The more extended narrative that follows this story however is what the paintings in the Kedara Kalpa series seem to deal with. In this, five siddhas — also called sadhakas in the text — go on pilgrimage to the land of Shiva through snow-clad mountains, past the domains of the moon, and encountering on the way not only the greatest of difficulties, but also the most wondrous of sights. Golden cities, apsaras singing and dancing, young maidens hanging like ripe fruit from tree branches, roads paved and rocks studded with rubies and emeralds, come their way.
Temptations are strewn in their path, for rulers of celestial domains offer them vast treasures, the company of thousands of beautiful damsels, untold numbers of elephants and horses, if only they would stay with them, and not proceed further.
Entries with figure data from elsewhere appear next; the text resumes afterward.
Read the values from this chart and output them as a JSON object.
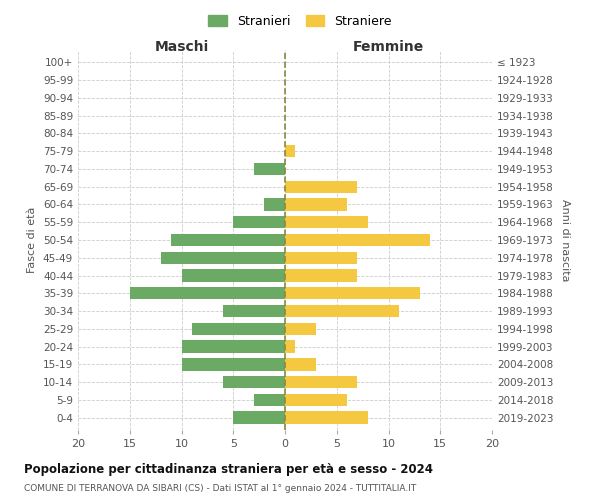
{
  "age_groups": [
    "0-4",
    "5-9",
    "10-14",
    "15-19",
    "20-24",
    "25-29",
    "30-34",
    "35-39",
    "40-44",
    "45-49",
    "50-54",
    "55-59",
    "60-64",
    "65-69",
    "70-74",
    "75-79",
    "80-84",
    "85-89",
    "90-94",
    "95-99",
    "100+"
  ],
  "birth_years": [
    "2019-2023",
    "2014-2018",
    "2009-2013",
    "2004-2008",
    "1999-2003",
    "1994-1998",
    "1989-1993",
    "1984-1988",
    "1979-1983",
    "1974-1978",
    "1969-1973",
    "1964-1968",
    "1959-1963",
    "1954-1958",
    "1949-1953",
    "1944-1948",
    "1939-1943",
    "1934-1938",
    "1929-1933",
    "1924-1928",
    "≤ 1923"
  ],
  "males": [
    5,
    3,
    6,
    10,
    10,
    9,
    6,
    15,
    10,
    12,
    11,
    5,
    2,
    0,
    3,
    0,
    0,
    0,
    0,
    0,
    0
  ],
  "females": [
    8,
    6,
    7,
    3,
    1,
    3,
    11,
    13,
    7,
    7,
    14,
    8,
    6,
    7,
    0,
    1,
    0,
    0,
    0,
    0,
    0
  ],
  "male_color": "#6aaa64",
  "female_color": "#f5c842",
  "background_color": "#ffffff",
  "grid_color": "#cccccc",
  "title": "Popolazione per cittadinanza straniera per età e sesso - 2024",
  "subtitle": "COMUNE DI TERRANOVA DA SIBARI (CS) - Dati ISTAT al 1° gennaio 2024 - TUTTITALIA.IT",
  "ylabel_left": "Fasce di età",
  "ylabel_right": "Anni di nascita",
  "xlabel_left": "Maschi",
  "xlabel_right": "Femmine",
  "legend_stranieri": "Stranieri",
  "legend_straniere": "Straniere",
  "xlim": 20,
  "bar_height": 0.7
}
But with exemplary single-mindedness of purpose, they decline each honour, each temptation, and keep moving onwards. On the way their appearances change: they turn young, and old again; shave their heads or grow long beards. What does not change is the firmness of their resolve. Finally, they do reach their goal and gain the blessed sight of Shiva: seated in all his majesty with his consort, Parvati, on Kailash.
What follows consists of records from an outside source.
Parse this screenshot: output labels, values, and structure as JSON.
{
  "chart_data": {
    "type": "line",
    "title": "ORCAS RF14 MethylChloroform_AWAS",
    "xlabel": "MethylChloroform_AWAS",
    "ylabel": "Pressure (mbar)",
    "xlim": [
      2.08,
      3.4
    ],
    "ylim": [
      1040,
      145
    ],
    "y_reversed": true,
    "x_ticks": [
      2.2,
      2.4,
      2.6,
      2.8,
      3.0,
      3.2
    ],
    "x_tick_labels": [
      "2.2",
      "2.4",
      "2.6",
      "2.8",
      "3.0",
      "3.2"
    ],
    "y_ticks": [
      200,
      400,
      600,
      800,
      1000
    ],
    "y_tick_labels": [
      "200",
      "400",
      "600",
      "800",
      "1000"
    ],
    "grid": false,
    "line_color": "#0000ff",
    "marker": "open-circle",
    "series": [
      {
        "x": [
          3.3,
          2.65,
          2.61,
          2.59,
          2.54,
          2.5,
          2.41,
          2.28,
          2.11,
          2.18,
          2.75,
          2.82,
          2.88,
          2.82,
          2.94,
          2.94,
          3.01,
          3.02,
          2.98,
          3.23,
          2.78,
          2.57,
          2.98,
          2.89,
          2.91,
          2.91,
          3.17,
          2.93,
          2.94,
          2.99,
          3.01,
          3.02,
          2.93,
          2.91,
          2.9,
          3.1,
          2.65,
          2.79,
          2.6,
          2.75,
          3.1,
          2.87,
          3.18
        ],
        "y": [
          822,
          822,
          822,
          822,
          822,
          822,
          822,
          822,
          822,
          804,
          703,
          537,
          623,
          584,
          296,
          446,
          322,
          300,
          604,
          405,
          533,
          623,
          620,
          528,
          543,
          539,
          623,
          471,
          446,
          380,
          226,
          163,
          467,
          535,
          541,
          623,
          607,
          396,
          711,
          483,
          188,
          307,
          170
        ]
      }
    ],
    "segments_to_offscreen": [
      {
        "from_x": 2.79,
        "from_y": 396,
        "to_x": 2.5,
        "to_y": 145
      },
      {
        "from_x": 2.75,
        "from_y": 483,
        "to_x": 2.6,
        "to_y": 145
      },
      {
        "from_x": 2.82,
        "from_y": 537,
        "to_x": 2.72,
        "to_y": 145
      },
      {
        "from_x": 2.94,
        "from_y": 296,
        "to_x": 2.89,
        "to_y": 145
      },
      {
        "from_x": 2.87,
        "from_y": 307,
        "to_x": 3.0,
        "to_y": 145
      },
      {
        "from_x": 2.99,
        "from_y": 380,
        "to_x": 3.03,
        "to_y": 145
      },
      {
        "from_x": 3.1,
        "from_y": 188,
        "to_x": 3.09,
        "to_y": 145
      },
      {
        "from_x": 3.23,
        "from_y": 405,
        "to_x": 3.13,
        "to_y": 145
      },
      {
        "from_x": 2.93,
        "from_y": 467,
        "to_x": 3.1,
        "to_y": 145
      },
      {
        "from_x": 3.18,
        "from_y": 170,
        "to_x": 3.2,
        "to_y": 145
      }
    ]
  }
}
The paintings of the Kedara-Kalpa
series — in fact there are two series, one now finds — are not the
greatest of Pahari works. But there is something so arrestingly
artless about them. And a decided bit of defiance. In them are
conjured up magical visions: snow-bound wastes, golden stretches of
land, tall crystalline peaks piercing the sky, dark caverns, decaying
shrines. And suddenly, as the five wrinkled figures move about in
these surrealistic surroundings, the painter intersperses among them
the most unlikely of details: a lunar silence broken as it were by the
shrill cries of aquatic birds, trees growing out of the snow and laden
with lush sprays of flowers, mauve rivers filled with blooming
lotuses. One might find some of this disorienting, for things do not
seem to match. But it is as if in these painted pages the painter,
exercising his right to do things as he pleases, were addressing the
viewer and saying: "This is my imagination. Where is yours?"